A rare atmospheric treat: the whiteness of the snow on the Presidential Range reflects onto the dark storm clouds above as we try to outrun Harper on the North Twin Spur.
Lovely, that is, until we got off of Zealand and a pinetree decided to eat my snowshoe. I was just shushing along, glad to be off of the final peak of the day when Wham! Next thing I knew my left leg was caught underneath me and my right shot out in front. Stuck in a half-split, I took a little minute to reflect. Nothing inside of me had popped. Nothing outside of me had ripped. Both good signs. I gingerly disentangled myself and, other than being slightly shaken, my assessment was that I was f-i-n-e, fine. Actually, it turned out that I was w-r-o-n-g. In fact, the closer we got to the hut, the further away from fine I got. My left groin muscle protested loudly whenever I put any weight on it, which, of course, was every other step, and then some other muscle was shooting pain down the back of my left leg from my knee to my ankle. We still had six miles until we hit the parking lot. Those six miles rank among the longest of my hiking career. There was hobbling. And whining. It was not pretty, but I made it back to the car.

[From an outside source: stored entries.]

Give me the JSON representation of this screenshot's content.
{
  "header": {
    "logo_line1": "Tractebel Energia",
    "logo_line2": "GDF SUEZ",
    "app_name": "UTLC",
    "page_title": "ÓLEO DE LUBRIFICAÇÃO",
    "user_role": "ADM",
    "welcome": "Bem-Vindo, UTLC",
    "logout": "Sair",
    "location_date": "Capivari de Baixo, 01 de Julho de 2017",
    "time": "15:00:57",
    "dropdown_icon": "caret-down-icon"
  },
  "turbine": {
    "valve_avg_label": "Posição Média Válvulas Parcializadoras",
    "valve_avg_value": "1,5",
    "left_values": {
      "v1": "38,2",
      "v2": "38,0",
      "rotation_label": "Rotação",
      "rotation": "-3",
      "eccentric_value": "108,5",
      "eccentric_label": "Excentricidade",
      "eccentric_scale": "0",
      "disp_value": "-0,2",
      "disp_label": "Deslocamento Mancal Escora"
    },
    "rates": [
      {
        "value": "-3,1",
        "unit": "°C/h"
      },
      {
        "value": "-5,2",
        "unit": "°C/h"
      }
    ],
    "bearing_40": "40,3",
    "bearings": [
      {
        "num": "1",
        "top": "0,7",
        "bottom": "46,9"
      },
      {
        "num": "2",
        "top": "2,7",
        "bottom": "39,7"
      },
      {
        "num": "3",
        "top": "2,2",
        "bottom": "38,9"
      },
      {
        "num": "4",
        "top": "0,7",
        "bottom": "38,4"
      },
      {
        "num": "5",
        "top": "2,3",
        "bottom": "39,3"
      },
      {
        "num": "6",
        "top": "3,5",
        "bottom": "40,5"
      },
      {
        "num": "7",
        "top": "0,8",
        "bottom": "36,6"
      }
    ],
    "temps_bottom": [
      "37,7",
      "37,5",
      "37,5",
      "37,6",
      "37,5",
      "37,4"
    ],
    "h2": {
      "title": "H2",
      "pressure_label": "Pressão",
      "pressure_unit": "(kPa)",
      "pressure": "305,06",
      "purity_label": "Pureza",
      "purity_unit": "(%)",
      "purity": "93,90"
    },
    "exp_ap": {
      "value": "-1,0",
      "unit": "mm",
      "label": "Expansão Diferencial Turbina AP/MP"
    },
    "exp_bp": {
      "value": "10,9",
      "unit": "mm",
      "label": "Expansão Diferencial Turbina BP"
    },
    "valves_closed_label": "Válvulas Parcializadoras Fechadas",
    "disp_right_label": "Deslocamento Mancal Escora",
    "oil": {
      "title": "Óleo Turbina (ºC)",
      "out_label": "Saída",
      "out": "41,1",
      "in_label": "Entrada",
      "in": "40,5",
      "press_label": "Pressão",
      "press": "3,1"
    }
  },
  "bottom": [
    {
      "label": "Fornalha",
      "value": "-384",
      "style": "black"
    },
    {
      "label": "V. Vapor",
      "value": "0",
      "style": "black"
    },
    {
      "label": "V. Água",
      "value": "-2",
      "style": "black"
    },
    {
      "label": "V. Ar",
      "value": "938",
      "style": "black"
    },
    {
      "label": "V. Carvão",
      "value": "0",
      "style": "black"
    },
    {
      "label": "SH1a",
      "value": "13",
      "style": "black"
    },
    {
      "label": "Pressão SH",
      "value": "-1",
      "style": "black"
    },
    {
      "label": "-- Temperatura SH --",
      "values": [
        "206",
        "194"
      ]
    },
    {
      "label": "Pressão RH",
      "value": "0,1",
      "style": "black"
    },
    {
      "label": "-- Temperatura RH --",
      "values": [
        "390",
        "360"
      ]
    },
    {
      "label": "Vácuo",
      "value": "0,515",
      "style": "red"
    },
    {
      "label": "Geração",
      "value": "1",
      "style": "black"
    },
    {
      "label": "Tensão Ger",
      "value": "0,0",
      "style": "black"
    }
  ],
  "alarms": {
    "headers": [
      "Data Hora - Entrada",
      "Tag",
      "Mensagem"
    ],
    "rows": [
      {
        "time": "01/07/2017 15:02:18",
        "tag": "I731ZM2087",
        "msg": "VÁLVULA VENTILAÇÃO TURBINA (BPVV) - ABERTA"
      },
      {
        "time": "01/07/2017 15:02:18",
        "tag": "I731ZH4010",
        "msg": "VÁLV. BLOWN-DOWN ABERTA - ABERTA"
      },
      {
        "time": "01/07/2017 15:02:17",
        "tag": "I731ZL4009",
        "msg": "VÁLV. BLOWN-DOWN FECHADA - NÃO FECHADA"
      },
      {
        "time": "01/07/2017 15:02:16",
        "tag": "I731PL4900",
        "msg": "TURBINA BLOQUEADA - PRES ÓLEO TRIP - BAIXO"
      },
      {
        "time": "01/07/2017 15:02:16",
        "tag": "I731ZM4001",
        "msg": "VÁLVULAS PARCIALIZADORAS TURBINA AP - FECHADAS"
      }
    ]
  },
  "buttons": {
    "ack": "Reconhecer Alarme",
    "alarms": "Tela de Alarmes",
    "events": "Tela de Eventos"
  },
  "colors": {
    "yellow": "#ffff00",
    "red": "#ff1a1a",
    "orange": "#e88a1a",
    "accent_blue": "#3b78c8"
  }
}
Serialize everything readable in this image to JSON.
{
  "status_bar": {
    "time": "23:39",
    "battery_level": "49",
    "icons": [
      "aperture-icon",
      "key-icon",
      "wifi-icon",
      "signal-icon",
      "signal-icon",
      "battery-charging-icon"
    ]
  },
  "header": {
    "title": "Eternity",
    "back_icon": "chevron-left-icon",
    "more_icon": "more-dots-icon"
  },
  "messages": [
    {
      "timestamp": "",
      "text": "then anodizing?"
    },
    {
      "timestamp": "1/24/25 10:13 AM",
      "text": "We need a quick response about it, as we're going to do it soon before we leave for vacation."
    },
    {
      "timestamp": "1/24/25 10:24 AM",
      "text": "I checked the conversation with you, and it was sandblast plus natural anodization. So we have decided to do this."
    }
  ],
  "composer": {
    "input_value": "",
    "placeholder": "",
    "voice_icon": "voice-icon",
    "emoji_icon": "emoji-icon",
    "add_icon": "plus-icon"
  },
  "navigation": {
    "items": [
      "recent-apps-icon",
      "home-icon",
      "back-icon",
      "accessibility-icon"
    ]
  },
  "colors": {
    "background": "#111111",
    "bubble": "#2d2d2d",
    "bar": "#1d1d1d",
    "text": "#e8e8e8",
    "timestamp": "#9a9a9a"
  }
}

Here I sit, four days later, my body is still spotted black and blue from being jabbed by trees, I finally no longer feel famished, and I may even be adequately hydrated. I have stretched and rolled and soaked and heated and gone to the masseuse. My hiking clothes are repacked, tomorrow I am going out to stock up on trail food, and we leave for New Hampshire in two days. Will we be able to crush it again as we did in January? The weather forecast is suspiciously agreeable, my muscles are on the mend, and there will be dark chocolate peanut butter cups, which means that the outlook is definitely promising. But this winter, between storms, tummy troubles, strangler bras, and people-eating trees, who can tell? At this point, there only two things that I know for certain: next week is March Break, and it’s gonna be madness.
After a weekend of sickness, I was so happy to be on the top of a mountain that I gave Eisenhower a big hug!